Nationally, the group is not as big or financially powerful as the like-minded Moveon.org, which operates as an independent entity outside any political party. Progressive Democrats members say their group is an "inside/outside" organization that works both within and distinct from the Democratic Party. But, as an official party organization, it must adhere to federal fundraising restrictions that limit contributions to $5,000, Kennedy said.
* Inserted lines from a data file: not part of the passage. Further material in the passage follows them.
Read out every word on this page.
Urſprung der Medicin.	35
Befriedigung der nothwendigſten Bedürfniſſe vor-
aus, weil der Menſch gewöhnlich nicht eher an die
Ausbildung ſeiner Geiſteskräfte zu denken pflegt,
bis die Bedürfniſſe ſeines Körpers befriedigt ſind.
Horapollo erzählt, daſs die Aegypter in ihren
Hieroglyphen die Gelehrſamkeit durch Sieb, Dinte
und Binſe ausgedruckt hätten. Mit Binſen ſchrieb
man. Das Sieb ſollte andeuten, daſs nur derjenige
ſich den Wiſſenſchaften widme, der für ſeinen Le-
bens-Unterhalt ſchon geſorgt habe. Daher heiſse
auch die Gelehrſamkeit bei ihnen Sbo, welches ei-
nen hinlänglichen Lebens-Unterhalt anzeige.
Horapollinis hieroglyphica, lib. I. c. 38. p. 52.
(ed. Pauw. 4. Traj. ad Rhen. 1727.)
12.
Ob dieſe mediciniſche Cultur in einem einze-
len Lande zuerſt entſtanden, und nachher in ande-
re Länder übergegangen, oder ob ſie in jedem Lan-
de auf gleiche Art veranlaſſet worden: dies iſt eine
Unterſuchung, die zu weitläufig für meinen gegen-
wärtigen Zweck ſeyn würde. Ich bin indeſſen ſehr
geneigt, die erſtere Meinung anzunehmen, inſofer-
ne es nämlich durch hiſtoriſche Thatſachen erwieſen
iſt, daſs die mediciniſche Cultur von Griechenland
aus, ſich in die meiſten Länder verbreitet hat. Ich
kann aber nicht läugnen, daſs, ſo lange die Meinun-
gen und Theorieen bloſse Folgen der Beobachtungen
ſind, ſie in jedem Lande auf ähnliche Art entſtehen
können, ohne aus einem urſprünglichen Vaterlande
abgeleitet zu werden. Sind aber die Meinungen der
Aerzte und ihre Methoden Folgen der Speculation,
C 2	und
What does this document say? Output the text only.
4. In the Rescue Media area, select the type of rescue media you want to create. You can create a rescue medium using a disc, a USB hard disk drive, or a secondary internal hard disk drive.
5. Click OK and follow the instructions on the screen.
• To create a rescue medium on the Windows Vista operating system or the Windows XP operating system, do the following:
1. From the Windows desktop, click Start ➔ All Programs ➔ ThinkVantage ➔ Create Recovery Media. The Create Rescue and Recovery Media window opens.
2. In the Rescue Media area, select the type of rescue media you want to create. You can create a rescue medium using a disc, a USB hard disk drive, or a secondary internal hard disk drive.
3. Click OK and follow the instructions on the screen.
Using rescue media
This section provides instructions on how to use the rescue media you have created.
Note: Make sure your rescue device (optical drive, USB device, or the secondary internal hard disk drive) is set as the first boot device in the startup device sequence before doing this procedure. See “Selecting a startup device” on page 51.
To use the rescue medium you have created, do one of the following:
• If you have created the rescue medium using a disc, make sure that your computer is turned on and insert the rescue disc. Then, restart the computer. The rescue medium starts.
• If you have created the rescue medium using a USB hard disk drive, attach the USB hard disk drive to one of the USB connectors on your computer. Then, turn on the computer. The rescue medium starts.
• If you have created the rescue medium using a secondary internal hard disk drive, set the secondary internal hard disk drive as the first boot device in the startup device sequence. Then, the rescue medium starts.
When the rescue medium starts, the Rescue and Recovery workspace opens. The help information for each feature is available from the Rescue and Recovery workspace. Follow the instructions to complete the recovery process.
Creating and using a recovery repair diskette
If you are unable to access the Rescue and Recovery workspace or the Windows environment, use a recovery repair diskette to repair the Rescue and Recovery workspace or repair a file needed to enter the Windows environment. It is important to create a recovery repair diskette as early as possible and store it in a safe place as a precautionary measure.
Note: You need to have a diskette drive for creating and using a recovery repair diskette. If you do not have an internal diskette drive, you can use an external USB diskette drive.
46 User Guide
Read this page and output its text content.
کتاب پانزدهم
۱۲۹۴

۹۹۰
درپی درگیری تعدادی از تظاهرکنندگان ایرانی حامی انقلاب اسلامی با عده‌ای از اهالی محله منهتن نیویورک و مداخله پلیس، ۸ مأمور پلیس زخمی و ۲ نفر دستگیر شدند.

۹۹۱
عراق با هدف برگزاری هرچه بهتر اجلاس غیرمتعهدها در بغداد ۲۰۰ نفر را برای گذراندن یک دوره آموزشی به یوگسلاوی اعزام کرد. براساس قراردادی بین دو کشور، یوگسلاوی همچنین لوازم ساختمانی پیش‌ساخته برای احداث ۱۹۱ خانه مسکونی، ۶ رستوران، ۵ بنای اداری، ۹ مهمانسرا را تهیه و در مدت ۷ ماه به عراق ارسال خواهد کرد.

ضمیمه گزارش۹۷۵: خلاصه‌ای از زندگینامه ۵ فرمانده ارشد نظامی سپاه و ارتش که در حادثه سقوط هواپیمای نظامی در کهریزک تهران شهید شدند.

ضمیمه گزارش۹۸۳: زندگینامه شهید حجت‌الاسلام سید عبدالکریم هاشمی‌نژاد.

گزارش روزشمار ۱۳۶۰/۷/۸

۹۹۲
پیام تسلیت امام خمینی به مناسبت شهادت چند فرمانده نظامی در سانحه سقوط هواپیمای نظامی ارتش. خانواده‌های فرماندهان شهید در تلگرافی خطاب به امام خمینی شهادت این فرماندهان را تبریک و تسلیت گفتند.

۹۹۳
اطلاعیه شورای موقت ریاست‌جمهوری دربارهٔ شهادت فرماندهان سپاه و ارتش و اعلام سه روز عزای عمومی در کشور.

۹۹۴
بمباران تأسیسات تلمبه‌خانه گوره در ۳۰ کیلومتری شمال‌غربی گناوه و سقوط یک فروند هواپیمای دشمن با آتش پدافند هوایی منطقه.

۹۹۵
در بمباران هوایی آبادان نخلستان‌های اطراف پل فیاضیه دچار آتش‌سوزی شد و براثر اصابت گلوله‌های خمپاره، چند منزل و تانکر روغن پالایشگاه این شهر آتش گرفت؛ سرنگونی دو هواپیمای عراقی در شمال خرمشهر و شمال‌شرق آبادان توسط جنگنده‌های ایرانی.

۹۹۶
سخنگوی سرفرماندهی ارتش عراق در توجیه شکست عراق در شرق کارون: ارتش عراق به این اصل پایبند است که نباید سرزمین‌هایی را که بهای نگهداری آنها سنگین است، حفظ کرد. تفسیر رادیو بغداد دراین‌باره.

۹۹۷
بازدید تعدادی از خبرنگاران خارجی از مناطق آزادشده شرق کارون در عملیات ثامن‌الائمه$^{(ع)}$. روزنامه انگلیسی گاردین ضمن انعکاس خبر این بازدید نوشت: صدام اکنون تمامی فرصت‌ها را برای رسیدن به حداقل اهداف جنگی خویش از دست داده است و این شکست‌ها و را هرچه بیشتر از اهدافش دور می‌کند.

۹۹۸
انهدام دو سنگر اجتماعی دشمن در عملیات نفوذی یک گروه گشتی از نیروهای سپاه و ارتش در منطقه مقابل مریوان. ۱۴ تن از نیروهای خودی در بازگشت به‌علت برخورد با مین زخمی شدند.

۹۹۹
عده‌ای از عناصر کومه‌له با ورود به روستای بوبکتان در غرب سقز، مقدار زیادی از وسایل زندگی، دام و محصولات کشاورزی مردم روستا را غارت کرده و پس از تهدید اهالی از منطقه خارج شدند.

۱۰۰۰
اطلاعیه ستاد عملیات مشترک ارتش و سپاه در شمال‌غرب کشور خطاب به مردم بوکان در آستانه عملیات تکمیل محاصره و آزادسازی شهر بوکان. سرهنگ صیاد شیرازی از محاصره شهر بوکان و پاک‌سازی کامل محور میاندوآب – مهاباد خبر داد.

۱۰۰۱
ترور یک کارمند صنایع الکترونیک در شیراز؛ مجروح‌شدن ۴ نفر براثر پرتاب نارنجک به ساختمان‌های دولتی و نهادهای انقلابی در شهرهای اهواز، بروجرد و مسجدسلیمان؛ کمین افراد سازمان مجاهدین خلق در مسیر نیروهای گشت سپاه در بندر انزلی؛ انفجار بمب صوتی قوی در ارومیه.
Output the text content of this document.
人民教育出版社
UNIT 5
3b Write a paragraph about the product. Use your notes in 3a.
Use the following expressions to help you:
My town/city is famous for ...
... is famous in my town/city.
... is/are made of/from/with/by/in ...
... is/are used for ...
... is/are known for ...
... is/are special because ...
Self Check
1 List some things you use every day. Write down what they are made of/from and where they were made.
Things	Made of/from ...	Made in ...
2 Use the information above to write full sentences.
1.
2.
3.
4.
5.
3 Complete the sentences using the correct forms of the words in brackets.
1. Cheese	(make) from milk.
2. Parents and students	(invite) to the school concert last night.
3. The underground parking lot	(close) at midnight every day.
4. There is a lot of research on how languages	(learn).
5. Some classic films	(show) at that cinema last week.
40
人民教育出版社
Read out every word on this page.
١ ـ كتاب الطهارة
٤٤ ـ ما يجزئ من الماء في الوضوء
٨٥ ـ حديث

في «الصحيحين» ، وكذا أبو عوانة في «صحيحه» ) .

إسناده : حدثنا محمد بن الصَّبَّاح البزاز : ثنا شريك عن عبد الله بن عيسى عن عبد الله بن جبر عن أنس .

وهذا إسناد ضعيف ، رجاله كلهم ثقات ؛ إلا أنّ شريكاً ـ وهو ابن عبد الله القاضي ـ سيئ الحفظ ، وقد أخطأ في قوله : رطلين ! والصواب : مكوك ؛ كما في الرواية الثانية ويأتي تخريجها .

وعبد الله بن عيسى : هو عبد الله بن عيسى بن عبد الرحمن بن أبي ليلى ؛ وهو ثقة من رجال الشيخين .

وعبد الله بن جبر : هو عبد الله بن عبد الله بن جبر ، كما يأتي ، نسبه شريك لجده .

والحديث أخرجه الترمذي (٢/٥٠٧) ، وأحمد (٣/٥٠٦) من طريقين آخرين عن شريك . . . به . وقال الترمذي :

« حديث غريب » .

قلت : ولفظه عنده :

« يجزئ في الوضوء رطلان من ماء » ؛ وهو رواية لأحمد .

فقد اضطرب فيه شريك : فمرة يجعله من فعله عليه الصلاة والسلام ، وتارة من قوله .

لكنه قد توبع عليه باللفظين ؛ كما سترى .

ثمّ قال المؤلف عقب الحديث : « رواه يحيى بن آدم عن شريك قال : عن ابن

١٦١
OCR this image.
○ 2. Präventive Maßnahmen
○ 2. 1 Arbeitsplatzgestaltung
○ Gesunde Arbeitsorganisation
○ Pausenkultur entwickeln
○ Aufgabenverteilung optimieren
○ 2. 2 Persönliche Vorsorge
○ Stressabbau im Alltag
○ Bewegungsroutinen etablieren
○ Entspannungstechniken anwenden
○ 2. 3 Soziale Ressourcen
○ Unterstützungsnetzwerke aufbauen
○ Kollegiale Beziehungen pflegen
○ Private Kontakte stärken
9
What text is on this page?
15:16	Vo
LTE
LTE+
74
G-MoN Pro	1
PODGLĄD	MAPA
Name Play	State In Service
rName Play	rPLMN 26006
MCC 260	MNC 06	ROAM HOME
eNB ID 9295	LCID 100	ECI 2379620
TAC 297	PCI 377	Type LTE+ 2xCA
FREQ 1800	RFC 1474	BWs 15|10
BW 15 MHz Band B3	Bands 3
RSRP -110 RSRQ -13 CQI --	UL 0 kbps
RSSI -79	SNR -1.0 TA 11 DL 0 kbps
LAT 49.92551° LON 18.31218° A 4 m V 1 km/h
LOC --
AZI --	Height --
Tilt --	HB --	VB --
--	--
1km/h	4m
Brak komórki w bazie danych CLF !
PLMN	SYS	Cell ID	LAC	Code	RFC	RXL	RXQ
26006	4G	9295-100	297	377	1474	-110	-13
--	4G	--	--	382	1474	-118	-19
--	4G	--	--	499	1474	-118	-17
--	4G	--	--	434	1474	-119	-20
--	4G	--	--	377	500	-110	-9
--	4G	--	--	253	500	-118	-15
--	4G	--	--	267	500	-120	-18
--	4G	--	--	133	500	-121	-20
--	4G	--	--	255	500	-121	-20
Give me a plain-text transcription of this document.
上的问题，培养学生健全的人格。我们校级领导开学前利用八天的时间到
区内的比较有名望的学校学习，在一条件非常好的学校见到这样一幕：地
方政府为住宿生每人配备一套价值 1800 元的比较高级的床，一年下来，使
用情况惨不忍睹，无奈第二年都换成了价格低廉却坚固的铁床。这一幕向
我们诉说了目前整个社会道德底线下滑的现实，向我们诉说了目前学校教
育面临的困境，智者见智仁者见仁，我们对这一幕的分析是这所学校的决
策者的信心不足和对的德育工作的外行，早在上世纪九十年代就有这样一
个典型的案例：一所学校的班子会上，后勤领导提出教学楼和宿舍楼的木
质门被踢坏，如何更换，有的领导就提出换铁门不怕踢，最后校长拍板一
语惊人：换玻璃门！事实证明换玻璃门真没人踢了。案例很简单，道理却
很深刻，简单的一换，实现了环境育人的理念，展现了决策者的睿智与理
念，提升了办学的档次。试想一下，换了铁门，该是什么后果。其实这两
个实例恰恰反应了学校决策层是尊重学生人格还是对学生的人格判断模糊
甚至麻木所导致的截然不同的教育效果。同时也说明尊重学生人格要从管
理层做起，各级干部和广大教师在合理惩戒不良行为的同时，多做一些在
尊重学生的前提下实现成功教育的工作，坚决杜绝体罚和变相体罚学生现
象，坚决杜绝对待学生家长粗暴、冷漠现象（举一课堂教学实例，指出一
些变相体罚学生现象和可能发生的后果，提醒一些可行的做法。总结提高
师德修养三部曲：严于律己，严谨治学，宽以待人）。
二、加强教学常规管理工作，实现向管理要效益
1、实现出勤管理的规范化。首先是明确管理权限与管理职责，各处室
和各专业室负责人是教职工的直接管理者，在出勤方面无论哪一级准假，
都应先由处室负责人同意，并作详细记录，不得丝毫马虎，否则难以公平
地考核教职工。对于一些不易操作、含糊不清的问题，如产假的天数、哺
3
Following Hayden's advice, the organization concentrated its efforts on more than 40 congressional races in last year's midterm election. Its members helped elect Democratic Reps. Jerry McNerney in Northern California and John Hall in New York, were active in Francine Busby's losing congressional race in north San Diego County and backed anti-war candidates against Rep. Jane Harman in suburban Los Angeles County and Sen. Hillary Rodham Clinton in New York.

The Progressive Democrats' top priority is a "prompt, orderly withdrawal from Iraq." But the organization also supports the campaign to curb global warming; single-payer, universal health care; a repeal of Bush administration upper-income tax cuts; and a federal ban on touch-screen electronic voting.

Roger Salazar, a senior adviser to California Democratic Party Chairman Art Torres, said the Progressive Democrats looks a lot like the party's long-standing liberal base.

"They're the same activists who have been with us for a long time," Salazar said. "We love multiple voices. . . . It's healthy for us to have open discussions and debates about the direction the country is headed in and the speed in which we withdraw from Iraq."

Republican consultant Dan Schnur said the progressives present the same challenge to the Democratic Party that staunch conservatives have to the Republican Party in the past.

"You've got anti-war protesters outside (House Speaker) Nancy Pelosi's house in San Francisco, which suggests to me that the far left wing of the party isn't going to be satisfied by its leadership under any circumstances," Schnur said. "Bless their hearts."